Matthias, he now recognized, had begun his journey into darkness the moment he took that scythe handle out of the toolshed, and it had brought him here, to his mother’s village, where he was about to do things that would have made her heart wither.
And there was no escape. God had cursed him for his sins.
It was always worst in the hours of waiting, before the thing was done, while it loomed in his imagination like a ghost. Matthias knew he would be all right again once they started up the trail. Doing evil was always easier than imagining it—or remembering it.
Reuel bar Omri was the last. Matthias and his men had raided five other villages within Galilee and had taken away eight prisoners. He had saved Gischala to the end because it was his mother’s village and would for that reason be the worst.
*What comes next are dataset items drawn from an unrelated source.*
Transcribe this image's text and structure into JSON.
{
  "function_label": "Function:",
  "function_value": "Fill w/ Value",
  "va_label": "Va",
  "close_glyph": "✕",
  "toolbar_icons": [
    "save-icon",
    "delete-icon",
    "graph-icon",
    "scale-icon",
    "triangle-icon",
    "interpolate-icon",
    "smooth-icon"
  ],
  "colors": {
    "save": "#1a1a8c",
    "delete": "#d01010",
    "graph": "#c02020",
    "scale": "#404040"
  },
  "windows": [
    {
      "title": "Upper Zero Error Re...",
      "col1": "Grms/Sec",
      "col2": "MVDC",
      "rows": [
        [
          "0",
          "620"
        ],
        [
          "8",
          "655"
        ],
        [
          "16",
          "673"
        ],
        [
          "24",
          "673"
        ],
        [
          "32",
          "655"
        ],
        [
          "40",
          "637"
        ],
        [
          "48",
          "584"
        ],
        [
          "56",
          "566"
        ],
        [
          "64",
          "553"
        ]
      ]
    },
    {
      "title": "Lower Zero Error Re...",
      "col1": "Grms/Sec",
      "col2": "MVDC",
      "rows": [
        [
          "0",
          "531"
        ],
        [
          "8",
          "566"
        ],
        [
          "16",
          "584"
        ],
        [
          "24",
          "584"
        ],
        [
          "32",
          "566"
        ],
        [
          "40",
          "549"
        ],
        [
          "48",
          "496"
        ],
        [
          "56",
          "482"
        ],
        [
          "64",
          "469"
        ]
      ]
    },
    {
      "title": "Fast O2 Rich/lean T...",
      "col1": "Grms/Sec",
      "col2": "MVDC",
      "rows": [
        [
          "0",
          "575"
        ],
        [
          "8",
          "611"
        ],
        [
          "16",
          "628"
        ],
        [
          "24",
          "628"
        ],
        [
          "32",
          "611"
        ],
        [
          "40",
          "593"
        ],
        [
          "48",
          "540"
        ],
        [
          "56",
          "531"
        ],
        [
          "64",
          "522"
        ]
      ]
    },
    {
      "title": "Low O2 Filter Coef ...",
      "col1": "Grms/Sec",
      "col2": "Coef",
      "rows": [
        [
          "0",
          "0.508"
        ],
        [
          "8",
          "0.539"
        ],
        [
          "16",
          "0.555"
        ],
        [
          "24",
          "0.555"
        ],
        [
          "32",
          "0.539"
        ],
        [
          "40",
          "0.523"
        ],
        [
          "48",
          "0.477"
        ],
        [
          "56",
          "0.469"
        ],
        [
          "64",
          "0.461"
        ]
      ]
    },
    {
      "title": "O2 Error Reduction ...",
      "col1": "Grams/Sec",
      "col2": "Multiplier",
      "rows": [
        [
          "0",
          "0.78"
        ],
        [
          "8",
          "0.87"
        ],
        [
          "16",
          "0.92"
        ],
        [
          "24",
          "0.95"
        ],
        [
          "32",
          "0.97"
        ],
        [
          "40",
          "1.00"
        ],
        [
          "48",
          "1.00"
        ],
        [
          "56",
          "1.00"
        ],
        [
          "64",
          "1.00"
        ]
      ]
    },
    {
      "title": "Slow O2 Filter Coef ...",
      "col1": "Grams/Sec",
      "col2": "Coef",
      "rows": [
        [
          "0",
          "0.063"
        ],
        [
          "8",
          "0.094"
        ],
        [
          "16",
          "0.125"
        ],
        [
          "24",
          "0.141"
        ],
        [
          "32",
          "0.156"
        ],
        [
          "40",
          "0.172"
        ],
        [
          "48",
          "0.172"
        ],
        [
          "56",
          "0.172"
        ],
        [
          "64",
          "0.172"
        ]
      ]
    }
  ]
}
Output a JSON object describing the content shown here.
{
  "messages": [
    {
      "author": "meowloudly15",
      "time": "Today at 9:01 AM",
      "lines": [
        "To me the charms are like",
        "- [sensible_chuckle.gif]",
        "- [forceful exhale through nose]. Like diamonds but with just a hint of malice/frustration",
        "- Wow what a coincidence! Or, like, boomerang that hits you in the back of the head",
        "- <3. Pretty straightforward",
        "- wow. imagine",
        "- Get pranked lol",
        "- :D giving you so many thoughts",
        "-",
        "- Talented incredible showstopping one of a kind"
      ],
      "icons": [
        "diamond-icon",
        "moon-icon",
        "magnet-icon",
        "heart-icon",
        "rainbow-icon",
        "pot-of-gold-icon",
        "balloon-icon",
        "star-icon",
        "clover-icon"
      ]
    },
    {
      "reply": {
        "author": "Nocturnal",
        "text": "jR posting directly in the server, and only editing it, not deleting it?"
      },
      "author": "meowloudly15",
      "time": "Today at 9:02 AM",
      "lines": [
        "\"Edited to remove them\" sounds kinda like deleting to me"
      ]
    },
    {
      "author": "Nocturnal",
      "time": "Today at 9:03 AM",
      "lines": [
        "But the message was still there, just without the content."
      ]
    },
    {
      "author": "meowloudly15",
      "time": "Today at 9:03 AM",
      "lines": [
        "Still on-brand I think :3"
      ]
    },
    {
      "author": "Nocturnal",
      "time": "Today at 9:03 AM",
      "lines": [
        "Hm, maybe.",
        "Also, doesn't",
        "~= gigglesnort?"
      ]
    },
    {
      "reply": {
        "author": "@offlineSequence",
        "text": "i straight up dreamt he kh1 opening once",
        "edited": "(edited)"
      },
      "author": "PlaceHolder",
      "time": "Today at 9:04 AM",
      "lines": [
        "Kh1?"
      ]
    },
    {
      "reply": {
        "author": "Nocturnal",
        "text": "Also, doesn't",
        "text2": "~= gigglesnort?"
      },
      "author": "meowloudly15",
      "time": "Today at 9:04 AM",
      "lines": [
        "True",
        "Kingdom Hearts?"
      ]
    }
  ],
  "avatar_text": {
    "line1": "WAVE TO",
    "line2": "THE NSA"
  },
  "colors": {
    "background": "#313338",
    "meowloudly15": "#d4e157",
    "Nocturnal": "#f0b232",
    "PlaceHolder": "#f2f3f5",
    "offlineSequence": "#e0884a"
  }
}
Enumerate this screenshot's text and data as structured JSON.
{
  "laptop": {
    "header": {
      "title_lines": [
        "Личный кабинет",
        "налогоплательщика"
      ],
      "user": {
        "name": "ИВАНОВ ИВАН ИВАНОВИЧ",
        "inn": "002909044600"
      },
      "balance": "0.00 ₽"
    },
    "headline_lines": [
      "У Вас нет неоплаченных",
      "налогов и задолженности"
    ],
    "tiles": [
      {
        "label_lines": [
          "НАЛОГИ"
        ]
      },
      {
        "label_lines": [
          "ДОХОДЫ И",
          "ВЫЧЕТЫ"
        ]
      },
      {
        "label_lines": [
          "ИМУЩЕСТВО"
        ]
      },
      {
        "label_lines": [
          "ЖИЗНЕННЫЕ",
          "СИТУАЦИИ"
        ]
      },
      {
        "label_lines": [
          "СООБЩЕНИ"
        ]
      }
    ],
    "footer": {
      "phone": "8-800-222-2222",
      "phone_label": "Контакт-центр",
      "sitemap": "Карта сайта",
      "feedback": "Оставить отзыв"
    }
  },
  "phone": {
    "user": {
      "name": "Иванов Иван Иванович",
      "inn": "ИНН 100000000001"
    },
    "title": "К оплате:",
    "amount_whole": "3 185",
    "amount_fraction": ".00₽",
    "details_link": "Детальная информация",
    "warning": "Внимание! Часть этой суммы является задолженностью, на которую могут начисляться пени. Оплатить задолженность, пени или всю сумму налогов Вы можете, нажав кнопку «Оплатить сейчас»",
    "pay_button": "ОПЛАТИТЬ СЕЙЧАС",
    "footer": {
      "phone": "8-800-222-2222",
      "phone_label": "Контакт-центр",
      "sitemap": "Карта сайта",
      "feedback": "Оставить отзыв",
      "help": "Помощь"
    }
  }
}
And when it was over he would deliver Reuel to the Tetrarch’s dungeon and then go out and find himself a whore and jar of wine and forget all this. He would drink until he could sleep with no dreams, until even waking would seem a dream. He would stay that way until the Lord Caleb had more work for him to do.
His consolations in life were whores and wine and the hope that death was extinction.
Matthias sat watching the sun set. There was a line of hills to the west, so the darkness came earlier in the valley. That darkness would cover their movements as they approached the trails up to Gischala, but they would need their lamps on the trails, and the light from them would alert anyone in the village who happened to look down.